Mitieka Okemwa Denis, Mabel Mudulia


The expansion of secondary education has been accelerated by demand for education by the 100% transition requirement from primary schools. With this expansion there is increased demand for qualified, competent and effective school teachers. The study was to assess the principals’ influence of adequate staffing on students’ academic performance in KCSE examinations in Masaba south sub county, Kisii County in Kenya. The study review empirical studies that have been conducted by different scholars as well as the theoretical framework adopted by the study. The study was guided by scientific management theory. The study adopted quantitative and qualitative research design through a mixed methods approach. The study sampled 8 principals and 80 teachers from the target population of 25 principals and 250 teachers. Two sets of Questionnaires were administered to head teachers and teachers respectively. The results show that majority of the head teachers indicated that teachers were not adequate for all the classes, 37.5% of head teachers used combine classes 50% of head teachers used volunteer teachers while 12.5% of head teachers left classes untaught due to shortage of teachers.

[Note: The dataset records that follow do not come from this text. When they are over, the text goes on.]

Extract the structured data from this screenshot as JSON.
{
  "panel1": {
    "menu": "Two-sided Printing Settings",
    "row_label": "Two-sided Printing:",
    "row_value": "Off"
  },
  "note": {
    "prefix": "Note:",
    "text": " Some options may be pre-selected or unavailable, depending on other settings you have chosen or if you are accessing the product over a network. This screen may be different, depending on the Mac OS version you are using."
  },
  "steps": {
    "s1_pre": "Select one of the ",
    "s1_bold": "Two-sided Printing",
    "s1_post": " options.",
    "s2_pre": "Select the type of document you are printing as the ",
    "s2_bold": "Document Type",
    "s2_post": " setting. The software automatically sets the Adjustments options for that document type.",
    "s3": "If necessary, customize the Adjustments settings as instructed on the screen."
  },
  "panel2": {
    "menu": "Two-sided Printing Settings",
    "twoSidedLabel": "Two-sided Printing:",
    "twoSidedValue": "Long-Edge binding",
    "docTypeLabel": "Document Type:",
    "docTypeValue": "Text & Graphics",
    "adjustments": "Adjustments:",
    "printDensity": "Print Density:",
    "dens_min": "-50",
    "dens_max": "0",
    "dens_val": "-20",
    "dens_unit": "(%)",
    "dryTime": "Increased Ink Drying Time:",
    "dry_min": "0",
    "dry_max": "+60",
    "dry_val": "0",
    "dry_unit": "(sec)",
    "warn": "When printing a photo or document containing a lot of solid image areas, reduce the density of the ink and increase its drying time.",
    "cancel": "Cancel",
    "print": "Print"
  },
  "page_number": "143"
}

The results indicated that not all students were taught by trained teachers hence contributing to poor performance. The study found that most teachers attended fewer courses and seminars for their professional development. Therefore, the study concluded that; lack of adequate staff, low in-service training through courses and seminars and low professional development levels affected students’ performance in KCSE. The study recommends the Teacher Service Commission to offer adequate staffing to have effective teaching and improved academic performance. The study also recommends MOE to offer adequate courses and seminars for the professional development of teachers to enhance academic performance.